Otokratisme terselubung ini menurutnya pas dengan kondisi berbangsa dan bernegara yang belakangan terjadi.
Di mana publik dilarang melawan, kemudian ada praktik mematikan lembaga penyeimbang kekuasaan seperti DPR dengan tak lagi ada check and balances.
DPR yang semestinya menjadi penyeimbang kekuasaan, justru pada era pemerintahan Presiden Joko Widodo (Jokowi) menjadi kepanjangan tangan dari pemerintah.
Bivitri kemudian mencontohkan bagaimana revisi UU KPK hanya butuh 2 pekan, kemudian konsensi bagi pemilik tambang batubara cukup 6 hari hingga revisi UU Minerba terbit, lalu pemindahan Ibu Kota Negara (IKN) dari DKI Jakarta ke Nusantara hanya perlu 21 hari untuk aturannya diterbitkan DPR.
Selain DPR, hal ini lanjutnya juga terjadi di Mahkamah Konstitusi (MK). Menurutnya, praktik ini adalah bentuk otokratik yang telah dilegalisasi di Indonesia.

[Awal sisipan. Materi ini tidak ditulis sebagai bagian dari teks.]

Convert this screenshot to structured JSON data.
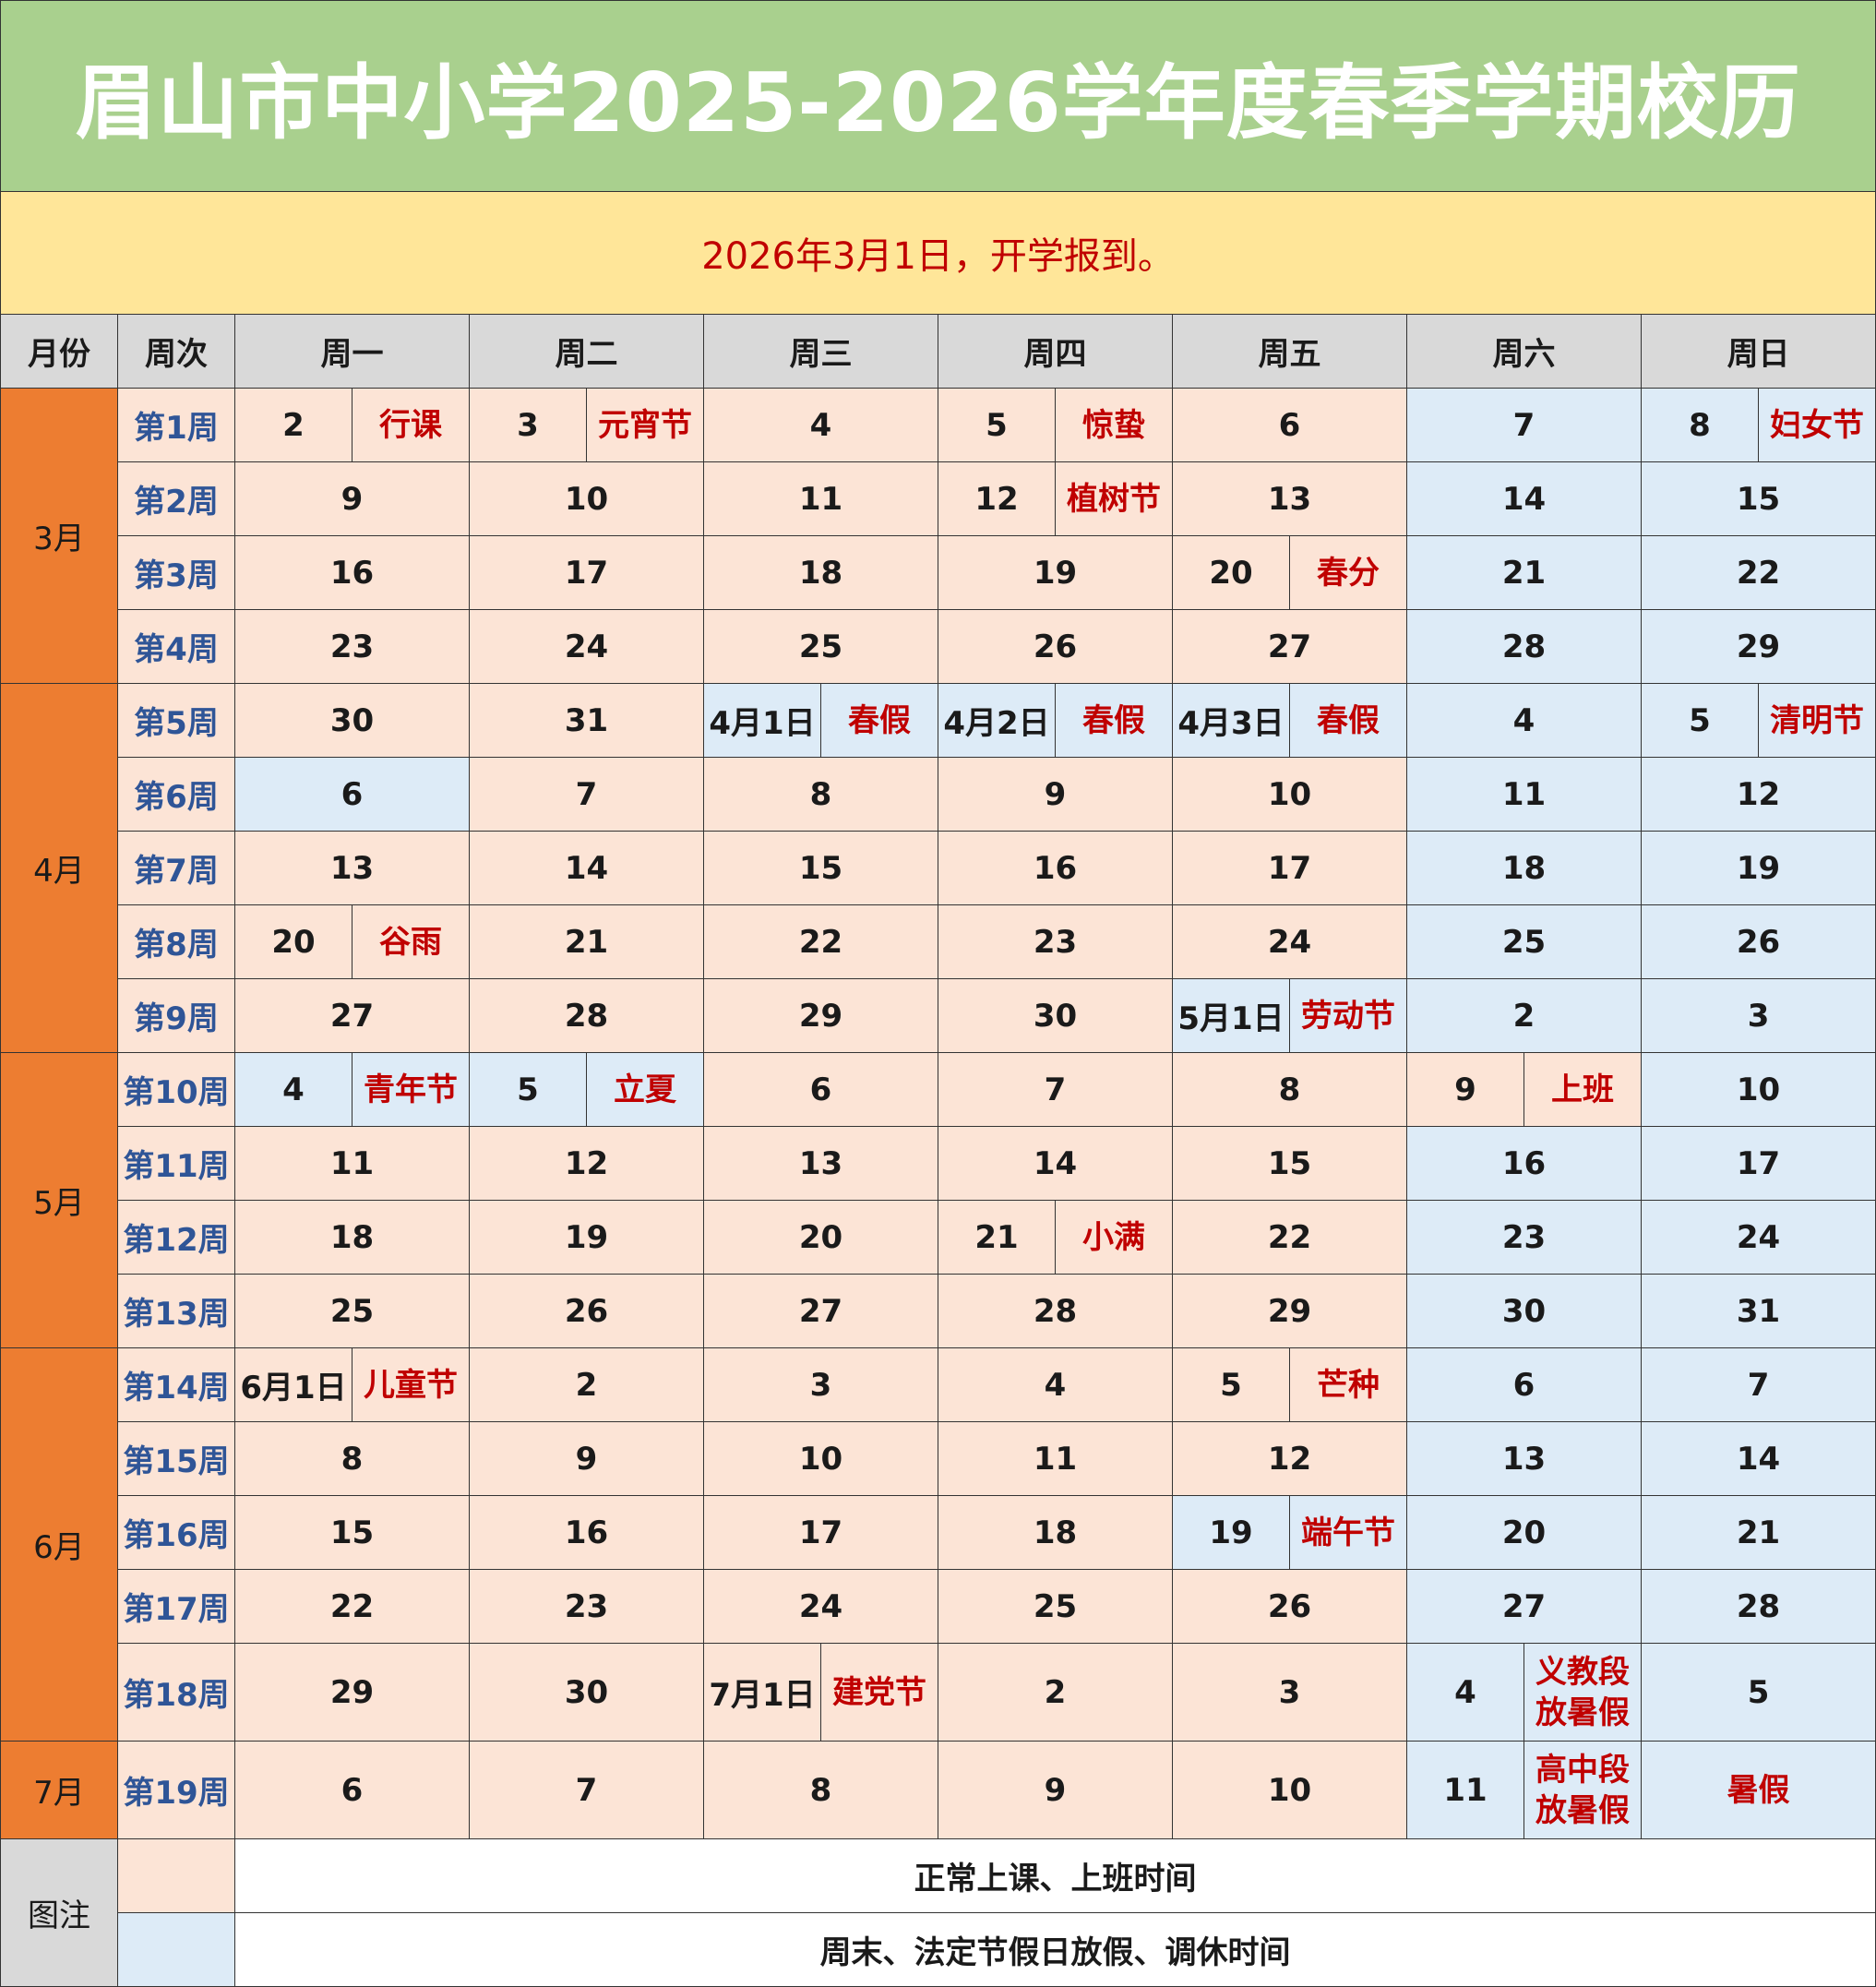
{
  "title": "眉山市中小学2025-2026学年度春季学期校历",
  "notice": "2026年3月1日，开学报到。",
  "headers": {
    "month": "月份",
    "week": "周次",
    "days": [
      "周一",
      "周二",
      "周三",
      "周四",
      "周五",
      "周六",
      "周日"
    ]
  },
  "colors": {
    "title_bg": "#a9d08e",
    "notice_bg": "#ffe699",
    "notice_text": "#c00000",
    "header_bg": "#d9d9d9",
    "month_bg": "#ed7d31",
    "week_text": "#2f5597",
    "workday_bg": "#fce4d6",
    "holiday_bg": "#ddebf7",
    "event_text": "#c00000"
  },
  "months": [
    {
      "label": "3月",
      "weeks": [
        {
          "label": "第1周",
          "days": [
            {
              "d": "2",
              "ev": "行课",
              "type": "w"
            },
            {
              "d": "3",
              "ev": "元宵节",
              "type": "w"
            },
            {
              "d": "4",
              "type": "w"
            },
            {
              "d": "5",
              "ev": "惊蛰",
              "type": "w"
            },
            {
              "d": "6",
              "type": "w"
            },
            {
              "d": "7",
              "type": "h"
            },
            {
              "d": "8",
              "ev": "妇女节",
              "type": "h"
            }
          ]
        },
        {
          "label": "第2周",
          "days": [
            {
              "d": "9",
              "type": "w"
            },
            {
              "d": "10",
              "type": "w"
            },
            {
              "d": "11",
              "type": "w"
            },
            {
              "d": "12",
              "ev": "植树节",
              "type": "w"
            },
            {
              "d": "13",
              "type": "w"
            },
            {
              "d": "14",
              "type": "h"
            },
            {
              "d": "15",
              "type": "h"
            }
          ]
        },
        {
          "label": "第3周",
          "days": [
            {
              "d": "16",
              "type": "w"
            },
            {
              "d": "17",
              "type": "w"
            },
            {
              "d": "18",
              "type": "w"
            },
            {
              "d": "19",
              "type": "w"
            },
            {
              "d": "20",
              "ev": "春分",
              "type": "w"
            },
            {
              "d": "21",
              "type": "h"
            },
            {
              "d": "22",
              "type": "h"
            }
          ]
        },
        {
          "label": "第4周",
          "days": [
            {
              "d": "23",
              "type": "w"
            },
            {
              "d": "24",
              "type": "w"
            },
            {
              "d": "25",
              "type": "w"
            },
            {
              "d": "26",
              "type": "w"
            },
            {
              "d": "27",
              "type": "w"
            },
            {
              "d": "28",
              "type": "h"
            },
            {
              "d": "29",
              "type": "h"
            }
          ]
        }
      ]
    },
    {
      "label": "4月",
      "weeks": [
        {
          "label": "第5周",
          "days": [
            {
              "d": "30",
              "type": "w"
            },
            {
              "d": "31",
              "type": "w"
            },
            {
              "d": "4月1日",
              "ev": "春假",
              "type": "h"
            },
            {
              "d": "4月2日",
              "ev": "春假",
              "type": "h"
            },
            {
              "d": "4月3日",
              "ev": "春假",
              "type": "h"
            },
            {
              "d": "4",
              "type": "h"
            },
            {
              "d": "5",
              "ev": "清明节",
              "type": "h"
            }
          ]
        },
        {
          "label": "第6周",
          "days": [
            {
              "d": "6",
              "type": "h"
            },
            {
              "d": "7",
              "type": "w"
            },
            {
              "d": "8",
              "type": "w"
            },
            {
              "d": "9",
              "type": "w"
            },
            {
              "d": "10",
              "type": "w"
            },
            {
              "d": "11",
              "type": "h"
            },
            {
              "d": "12",
              "type": "h"
            }
          ]
        },
        {
          "label": "第7周",
          "days": [
            {
              "d": "13",
              "type": "w"
            },
            {
              "d": "14",
              "type": "w"
            },
            {
              "d": "15",
              "type": "w"
            },
            {
              "d": "16",
              "type": "w"
            },
            {
              "d": "17",
              "type": "w"
            },
            {
              "d": "18",
              "type": "h"
            },
            {
              "d": "19",
              "type": "h"
            }
          ]
        },
        {
          "label": "第8周",
          "days": [
            {
              "d": "20",
              "ev": "谷雨",
              "type": "w"
            },
            {
              "d": "21",
              "type": "w"
            },
            {
              "d": "22",
              "type": "w"
            },
            {
              "d": "23",
              "type": "w"
            },
            {
              "d": "24",
              "type": "w"
            },
            {
              "d": "25",
              "type": "h"
            },
            {
              "d": "26",
              "type": "h"
            }
          ]
        },
        {
          "label": "第9周",
          "days": [
            {
              "d": "27",
              "type": "w"
            },
            {
              "d": "28",
              "type": "w"
            },
            {
              "d": "29",
              "type": "w"
            },
            {
              "d": "30",
              "type": "w"
            },
            {
              "d": "5月1日",
              "ev": "劳动节",
              "type": "h"
            },
            {
              "d": "2",
              "type": "h"
            },
            {
              "d": "3",
              "type": "h"
            }
          ]
        }
      ]
    },
    {
      "label": "5月",
      "weeks": [
        {
          "label": "第10周",
          "days": [
            {
              "d": "4",
              "ev": "青年节",
              "type": "h"
            },
            {
              "d": "5",
              "ev": "立夏",
              "type": "h"
            },
            {
              "d": "6",
              "type": "w"
            },
            {
              "d": "7",
              "type": "w"
            },
            {
              "d": "8",
              "type": "w"
            },
            {
              "d": "9",
              "ev": "上班",
              "type": "w"
            },
            {
              "d": "10",
              "type": "h"
            }
          ]
        },
        {
          "label": "第11周",
          "days": [
            {
              "d": "11",
              "type": "w"
            },
            {
              "d": "12",
              "type": "w"
            },
            {
              "d": "13",
              "type": "w"
            },
            {
              "d": "14",
              "type": "w"
            },
            {
              "d": "15",
              "type": "w"
            },
            {
              "d": "16",
              "type": "h"
            },
            {
              "d": "17",
              "type": "h"
            }
          ]
        },
        {
          "label": "第12周",
          "days": [
            {
              "d": "18",
              "type": "w"
            },
            {
              "d": "19",
              "type": "w"
            },
            {
              "d": "20",
              "type": "w"
            },
            {
              "d": "21",
              "ev": "小满",
              "type": "w"
            },
            {
              "d": "22",
              "type": "w"
            },
            {
              "d": "23",
              "type": "h"
            },
            {
              "d": "24",
              "type": "h"
            }
          ]
        },
        {
          "label": "第13周",
          "days": [
            {
              "d": "25",
              "type": "w"
            },
            {
              "d": "26",
              "type": "w"
            },
            {
              "d": "27",
              "type": "w"
            },
            {
              "d": "28",
              "type": "w"
            },
            {
              "d": "29",
              "type": "w"
            },
            {
              "d": "30",
              "type": "h"
            },
            {
              "d": "31",
              "type": "h"
            }
          ]
        }
      ]
    },
    {
      "label": "6月",
      "weeks": [
        {
          "label": "第14周",
          "days": [
            {
              "d": "6月1日",
              "ev": "儿童节",
              "type": "w"
            },
            {
              "d": "2",
              "type": "w"
            },
            {
              "d": "3",
              "type": "w"
            },
            {
              "d": "4",
              "type": "w"
            },
            {
              "d": "5",
              "ev": "芒种",
              "type": "w"
            },
            {
              "d": "6",
              "type": "h"
            },
            {
              "d": "7",
              "type": "h"
            }
          ]
        },
        {
          "label": "第15周",
          "days": [
            {
              "d": "8",
              "type": "w"
            },
            {
              "d": "9",
              "type": "w"
            },
            {
              "d": "10",
              "type": "w"
            },
            {
              "d": "11",
              "type": "w"
            },
            {
              "d": "12",
              "type": "w"
            },
            {
              "d": "13",
              "type": "h"
            },
            {
              "d": "14",
              "type": "h"
            }
          ]
        },
        {
          "label": "第16周",
          "days": [
            {
              "d": "15",
              "type": "w"
            },
            {
              "d": "16",
              "type": "w"
            },
            {
              "d": "17",
              "type": "w"
            },
            {
              "d": "18",
              "type": "w"
            },
            {
              "d": "19",
              "ev": "端午节",
              "type": "h"
            },
            {
              "d": "20",
              "type": "h"
            },
            {
              "d": "21",
              "type": "h"
            }
          ]
        },
        {
          "label": "第17周",
          "days": [
            {
              "d": "22",
              "type": "w"
            },
            {
              "d": "23",
              "type": "w"
            },
            {
              "d": "24",
              "type": "w"
            },
            {
              "d": "25",
              "type": "w"
            },
            {
              "d": "26",
              "type": "w"
            },
            {
              "d": "27",
              "type": "h"
            },
            {
              "d": "28",
              "type": "h"
            }
          ]
        },
        {
          "label": "第18周",
          "tall": true,
          "days": [
            {
              "d": "29",
              "type": "w"
            },
            {
              "d": "30",
              "type": "w"
            },
            {
              "d": "7月1日",
              "ev": "建党节",
              "type": "w"
            },
            {
              "d": "2",
              "type": "w"
            },
            {
              "d": "3",
              "type": "w"
            },
            {
              "d": "4",
              "ev": "义教段\n放暑假",
              "type": "h"
            },
            {
              "d": "5",
              "type": "h"
            }
          ]
        }
      ]
    },
    {
      "label": "7月",
      "weeks": [
        {
          "label": "第19周",
          "tall": true,
          "days": [
            {
              "d": "6",
              "type": "w"
            },
            {
              "d": "7",
              "type": "w"
            },
            {
              "d": "8",
              "type": "w"
            },
            {
              "d": "9",
              "type": "w"
            },
            {
              "d": "10",
              "type": "w"
            },
            {
              "d": "11",
              "ev": "高中段\n放暑假",
              "type": "h"
            },
            {
              "ev": "暑假",
              "type": "h"
            }
          ]
        }
      ]
    }
  ],
  "legend": {
    "label": "图注",
    "items": [
      {
        "color": "workday",
        "text": "正常上课、上班时间"
      },
      {
        "color": "holiday",
        "text": "周末、法定节假日放假、调休时间"
      }
    ]
  }
}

“Satu DPR, kedua MK. Lihat sendiri revisi UU KPK yang dibiarkan, Perppu Cipta Kerja dan lain sebagainya. Yang ketiga, masyarakat sipil yang kritiknya dibungkam. Keempat, KPK itu sendiri yang sudah dibungkam. Itu saya potret sebagai otokratik legalism di Indonesia,” kata Bivitri.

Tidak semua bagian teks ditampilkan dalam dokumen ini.